Seal Watching on Long Island

As the holiday season winds down and social distancing rules remain intact, you may find yourself having extra free time. So what can you do that will create a memorable experience without risking your families health? As suggested in our recent Winter Recreation Guide, participate in an outdoor seal walk. You can find groups that offer guided tours or venture out to the water on your own in hopes of stumbling across some resting seals.

Harbor seal. Notice V-shaped nostrils and spotted fur.

Long Island hosts five native seal species including; Harbor, Grey, Harp, Hooded, and Ringed seals. However, you’ll most likely come across either Harbor, Grey or Harp seals as Ringed and Hooded seals tend to stay toward arctic seas. For the most part, these seals will look pretty similar with their long torpedo-like bodies, flippers and caterpillar-like movement, but if you get a close look ( through binoculars, of course) you can discover distinctive traits between species. You’ll know you have spotted a Harbor seal if you see a dog-like snout with V-shaped nostrils and spots on the fur. In compassion, Grey seals have round heads with parallel nostrils and they’re typically grey or brown in color. Lastly, while very rare, you’ll know you’ve come across a Harp seal if you see black pigmentation on the snout and a black mark on their back that resembles a harp.
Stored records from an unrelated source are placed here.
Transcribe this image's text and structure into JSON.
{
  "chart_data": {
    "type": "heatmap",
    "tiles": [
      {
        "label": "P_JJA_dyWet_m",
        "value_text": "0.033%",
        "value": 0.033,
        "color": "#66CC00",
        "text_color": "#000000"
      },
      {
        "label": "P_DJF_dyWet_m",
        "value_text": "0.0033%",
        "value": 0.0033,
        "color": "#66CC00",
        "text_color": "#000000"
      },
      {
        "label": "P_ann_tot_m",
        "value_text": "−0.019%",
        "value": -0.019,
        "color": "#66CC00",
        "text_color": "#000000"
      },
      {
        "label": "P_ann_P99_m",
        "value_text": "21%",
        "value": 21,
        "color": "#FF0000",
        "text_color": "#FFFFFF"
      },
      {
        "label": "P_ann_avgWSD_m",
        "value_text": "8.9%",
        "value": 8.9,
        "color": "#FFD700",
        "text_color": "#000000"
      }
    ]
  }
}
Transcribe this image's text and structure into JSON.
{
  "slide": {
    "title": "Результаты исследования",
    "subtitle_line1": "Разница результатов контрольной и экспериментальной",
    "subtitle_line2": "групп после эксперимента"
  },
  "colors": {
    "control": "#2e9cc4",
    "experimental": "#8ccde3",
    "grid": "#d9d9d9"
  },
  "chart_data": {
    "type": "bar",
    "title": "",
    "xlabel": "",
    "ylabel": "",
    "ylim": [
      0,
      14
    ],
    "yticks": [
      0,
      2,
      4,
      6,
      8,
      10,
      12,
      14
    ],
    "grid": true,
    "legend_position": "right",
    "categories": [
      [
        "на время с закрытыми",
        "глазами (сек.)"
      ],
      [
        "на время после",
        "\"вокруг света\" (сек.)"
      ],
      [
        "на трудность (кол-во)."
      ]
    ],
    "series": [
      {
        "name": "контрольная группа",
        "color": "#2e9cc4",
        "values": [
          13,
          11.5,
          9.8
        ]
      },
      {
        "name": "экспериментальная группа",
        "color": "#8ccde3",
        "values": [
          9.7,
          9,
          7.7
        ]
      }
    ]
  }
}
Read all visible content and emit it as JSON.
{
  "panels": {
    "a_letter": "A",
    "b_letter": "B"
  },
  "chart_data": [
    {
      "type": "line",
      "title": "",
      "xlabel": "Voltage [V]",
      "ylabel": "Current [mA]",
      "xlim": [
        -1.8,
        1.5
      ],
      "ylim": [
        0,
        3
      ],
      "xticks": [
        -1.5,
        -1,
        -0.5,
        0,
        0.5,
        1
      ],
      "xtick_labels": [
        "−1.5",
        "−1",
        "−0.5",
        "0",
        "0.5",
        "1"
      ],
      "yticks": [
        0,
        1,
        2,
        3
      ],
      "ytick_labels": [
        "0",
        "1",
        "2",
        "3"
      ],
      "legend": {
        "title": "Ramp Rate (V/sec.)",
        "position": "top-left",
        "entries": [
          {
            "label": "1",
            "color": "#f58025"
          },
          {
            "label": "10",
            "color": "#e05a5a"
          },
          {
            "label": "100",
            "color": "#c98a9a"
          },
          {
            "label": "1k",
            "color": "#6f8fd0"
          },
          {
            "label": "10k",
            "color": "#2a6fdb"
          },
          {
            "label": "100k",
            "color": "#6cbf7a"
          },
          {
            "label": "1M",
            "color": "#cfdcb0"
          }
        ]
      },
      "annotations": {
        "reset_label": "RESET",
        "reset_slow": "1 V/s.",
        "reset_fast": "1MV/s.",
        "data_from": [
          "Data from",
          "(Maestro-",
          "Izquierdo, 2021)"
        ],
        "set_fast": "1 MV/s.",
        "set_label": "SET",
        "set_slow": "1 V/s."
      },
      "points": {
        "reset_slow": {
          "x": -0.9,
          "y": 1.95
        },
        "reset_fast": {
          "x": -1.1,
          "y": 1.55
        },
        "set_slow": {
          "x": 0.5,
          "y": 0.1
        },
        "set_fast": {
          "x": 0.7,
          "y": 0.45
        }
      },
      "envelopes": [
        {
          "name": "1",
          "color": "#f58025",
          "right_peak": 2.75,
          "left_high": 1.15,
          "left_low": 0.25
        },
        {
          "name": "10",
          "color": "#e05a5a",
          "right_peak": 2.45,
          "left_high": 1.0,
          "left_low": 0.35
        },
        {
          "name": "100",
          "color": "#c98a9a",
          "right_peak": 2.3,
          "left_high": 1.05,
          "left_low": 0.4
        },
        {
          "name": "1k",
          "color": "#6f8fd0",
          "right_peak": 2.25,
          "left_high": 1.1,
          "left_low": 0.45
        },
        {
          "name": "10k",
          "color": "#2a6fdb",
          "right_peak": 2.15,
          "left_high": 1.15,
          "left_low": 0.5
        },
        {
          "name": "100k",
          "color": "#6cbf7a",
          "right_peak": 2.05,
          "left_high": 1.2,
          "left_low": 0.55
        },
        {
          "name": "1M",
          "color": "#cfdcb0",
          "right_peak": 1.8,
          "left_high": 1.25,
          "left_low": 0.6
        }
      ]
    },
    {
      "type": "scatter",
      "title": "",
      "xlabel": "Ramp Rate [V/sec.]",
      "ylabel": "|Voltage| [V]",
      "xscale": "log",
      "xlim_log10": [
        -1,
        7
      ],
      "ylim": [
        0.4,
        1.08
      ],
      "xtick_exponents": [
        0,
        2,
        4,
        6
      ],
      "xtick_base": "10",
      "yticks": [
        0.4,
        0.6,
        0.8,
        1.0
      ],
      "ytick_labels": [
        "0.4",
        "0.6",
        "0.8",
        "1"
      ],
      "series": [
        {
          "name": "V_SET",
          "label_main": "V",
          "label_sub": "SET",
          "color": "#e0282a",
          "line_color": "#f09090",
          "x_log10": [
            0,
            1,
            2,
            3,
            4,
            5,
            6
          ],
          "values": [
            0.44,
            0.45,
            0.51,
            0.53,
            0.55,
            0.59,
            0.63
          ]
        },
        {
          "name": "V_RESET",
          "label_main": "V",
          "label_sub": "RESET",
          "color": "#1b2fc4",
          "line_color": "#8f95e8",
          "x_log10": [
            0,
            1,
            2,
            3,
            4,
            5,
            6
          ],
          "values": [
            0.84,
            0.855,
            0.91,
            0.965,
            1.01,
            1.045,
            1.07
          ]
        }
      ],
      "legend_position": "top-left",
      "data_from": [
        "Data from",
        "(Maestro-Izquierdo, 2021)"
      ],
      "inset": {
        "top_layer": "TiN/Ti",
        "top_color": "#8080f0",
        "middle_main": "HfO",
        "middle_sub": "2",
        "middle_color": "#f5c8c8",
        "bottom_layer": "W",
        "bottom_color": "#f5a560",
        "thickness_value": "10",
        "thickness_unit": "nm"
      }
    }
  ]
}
Grey Seal. Notice parallel nostrils and brown fur.

Now that you know the traits to identify the seals, it’s time to pick a location to start your seal-watching hunt. Seals have been spotted at the following park in the past,, so they may be worth a visit: Jones Beach State Park, Montauk Point State Park, or Cupsogue Beach State Park. You can also opt to attend a seal cruise or guided tours you can find online. We suggest checking out the Coastal Research and Education Society of Long Island. And, right now is the best time of year  to see seals. From November to about April seals rest on sandy beaches to regulate body temperature or prepare for birth. If you’re lucky enough to spot some seals on your walk, keep your distance and do not  disturb them. Seals are a federally-protected species and are protected against harassment and being killed. Harassment is defined as anything that can cause a change in the mammal’s behavior. Always maintain a 200 feet distance when observing seals. As adorable as they look, they are still unpredictable wild animals! 

Harp seal. Notice black back and snout.